The proliferation of AI-generated content (AIGC) inevitably surrounds consumers with mixed-source content without clear authorship disclosure, prompting questions about how they perceive and respond to AI-like content. This study aims to examine how consumers infer AI involvement and how such subjective perceptions affect their content evaluation.
With a focus on online review settings, we propose that features in the sentiment (sentiment wave), syntactic (descriptive and formal writing styles) and pragmatic (redundant content) layers of reviews evoke consumer suspicion of AI involvement in review writing. We argue that perception of AI authorship diminishes evaluations of review helpfulness, primarily through eroding perceived authenticity. Three complementary studies validate our assertions.

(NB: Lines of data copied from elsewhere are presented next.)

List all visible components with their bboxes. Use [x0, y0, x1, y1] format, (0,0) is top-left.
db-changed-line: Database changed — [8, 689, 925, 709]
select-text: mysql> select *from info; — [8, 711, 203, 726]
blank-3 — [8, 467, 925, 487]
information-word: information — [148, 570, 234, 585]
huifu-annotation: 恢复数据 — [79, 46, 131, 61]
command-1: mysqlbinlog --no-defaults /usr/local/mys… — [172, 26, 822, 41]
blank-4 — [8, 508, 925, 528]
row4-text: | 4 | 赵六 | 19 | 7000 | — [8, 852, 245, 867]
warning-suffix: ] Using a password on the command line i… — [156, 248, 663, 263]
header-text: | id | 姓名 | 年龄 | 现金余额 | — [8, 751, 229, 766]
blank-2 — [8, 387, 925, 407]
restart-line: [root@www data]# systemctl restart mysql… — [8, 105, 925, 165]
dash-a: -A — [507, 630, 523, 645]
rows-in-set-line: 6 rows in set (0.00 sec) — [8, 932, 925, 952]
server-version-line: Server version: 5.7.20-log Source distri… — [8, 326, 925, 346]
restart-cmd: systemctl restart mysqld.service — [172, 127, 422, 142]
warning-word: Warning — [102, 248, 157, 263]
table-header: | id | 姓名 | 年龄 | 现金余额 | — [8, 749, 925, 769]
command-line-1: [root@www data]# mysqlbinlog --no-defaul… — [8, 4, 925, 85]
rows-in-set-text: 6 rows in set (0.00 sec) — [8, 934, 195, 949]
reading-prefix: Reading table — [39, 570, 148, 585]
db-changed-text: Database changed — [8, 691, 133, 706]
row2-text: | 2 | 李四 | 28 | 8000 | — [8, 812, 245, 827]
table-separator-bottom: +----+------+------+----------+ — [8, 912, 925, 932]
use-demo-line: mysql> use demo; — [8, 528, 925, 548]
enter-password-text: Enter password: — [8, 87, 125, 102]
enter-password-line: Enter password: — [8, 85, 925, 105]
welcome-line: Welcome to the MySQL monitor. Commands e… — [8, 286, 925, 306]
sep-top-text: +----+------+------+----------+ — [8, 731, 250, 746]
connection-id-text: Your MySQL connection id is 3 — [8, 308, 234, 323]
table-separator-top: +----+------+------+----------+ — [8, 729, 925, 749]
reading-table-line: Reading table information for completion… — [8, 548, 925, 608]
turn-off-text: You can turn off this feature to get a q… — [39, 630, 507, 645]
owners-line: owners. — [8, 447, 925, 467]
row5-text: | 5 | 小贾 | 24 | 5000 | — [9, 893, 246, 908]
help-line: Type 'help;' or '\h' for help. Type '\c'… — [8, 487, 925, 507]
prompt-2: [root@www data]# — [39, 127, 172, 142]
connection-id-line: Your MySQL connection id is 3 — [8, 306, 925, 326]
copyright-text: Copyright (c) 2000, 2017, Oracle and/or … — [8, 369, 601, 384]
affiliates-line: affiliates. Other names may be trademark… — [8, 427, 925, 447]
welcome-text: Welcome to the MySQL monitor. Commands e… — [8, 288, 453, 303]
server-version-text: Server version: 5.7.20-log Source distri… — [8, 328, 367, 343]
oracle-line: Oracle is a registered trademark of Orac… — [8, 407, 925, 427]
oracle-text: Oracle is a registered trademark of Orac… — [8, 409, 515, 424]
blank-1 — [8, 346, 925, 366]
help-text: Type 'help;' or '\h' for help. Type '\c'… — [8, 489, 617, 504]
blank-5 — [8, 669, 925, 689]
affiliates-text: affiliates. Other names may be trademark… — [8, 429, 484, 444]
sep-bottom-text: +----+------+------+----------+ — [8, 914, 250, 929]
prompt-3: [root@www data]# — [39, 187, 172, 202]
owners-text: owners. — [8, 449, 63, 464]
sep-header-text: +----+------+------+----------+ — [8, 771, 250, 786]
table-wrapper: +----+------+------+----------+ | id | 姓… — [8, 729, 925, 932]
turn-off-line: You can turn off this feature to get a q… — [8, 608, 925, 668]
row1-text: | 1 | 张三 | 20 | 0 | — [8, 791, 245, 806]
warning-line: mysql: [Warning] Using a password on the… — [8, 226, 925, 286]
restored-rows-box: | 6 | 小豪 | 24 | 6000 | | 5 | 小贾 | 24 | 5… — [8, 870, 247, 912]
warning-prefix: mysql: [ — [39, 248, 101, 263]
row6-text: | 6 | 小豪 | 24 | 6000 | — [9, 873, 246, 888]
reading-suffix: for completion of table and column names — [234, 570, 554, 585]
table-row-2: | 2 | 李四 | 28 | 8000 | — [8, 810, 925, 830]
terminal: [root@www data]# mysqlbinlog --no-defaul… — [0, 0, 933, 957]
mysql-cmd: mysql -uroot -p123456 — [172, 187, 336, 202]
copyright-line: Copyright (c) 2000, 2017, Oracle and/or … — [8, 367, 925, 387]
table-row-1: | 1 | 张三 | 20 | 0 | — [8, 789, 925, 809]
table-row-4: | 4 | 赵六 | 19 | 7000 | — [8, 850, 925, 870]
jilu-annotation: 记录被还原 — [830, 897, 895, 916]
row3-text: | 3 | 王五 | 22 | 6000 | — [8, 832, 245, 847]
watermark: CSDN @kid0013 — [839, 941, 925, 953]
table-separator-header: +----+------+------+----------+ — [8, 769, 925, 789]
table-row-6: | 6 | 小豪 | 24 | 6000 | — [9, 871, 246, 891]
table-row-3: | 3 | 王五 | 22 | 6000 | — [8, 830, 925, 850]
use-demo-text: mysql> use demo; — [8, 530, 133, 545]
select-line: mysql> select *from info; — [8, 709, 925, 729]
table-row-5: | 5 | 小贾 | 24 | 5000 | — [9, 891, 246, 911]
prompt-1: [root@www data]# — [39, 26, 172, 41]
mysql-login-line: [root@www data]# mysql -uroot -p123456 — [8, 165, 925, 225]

Results revealed limited consumer ability to accurately detect AI authorship. The negative association between the perception of AI authorship and review helpfulness was stronger for experience (vs. search) products, and enhancing AI interpretability failed to mitigate consumers’ aversion to AI-like online reviews.
The findings guide content creators to avoid unwarranted AI-like signals when crafting authentic reviews, inform AI literacy programs aimed at improving consumers’ detection accuracy and content evaluation and help platforms design context-specific disclosure policies that safeguard authentic content.
These results provide novel insights into subtle consumer content adoption behaviors in the era of generative AI, advancing understanding of algorithm aversion in anonymous, suspicion-driven environments.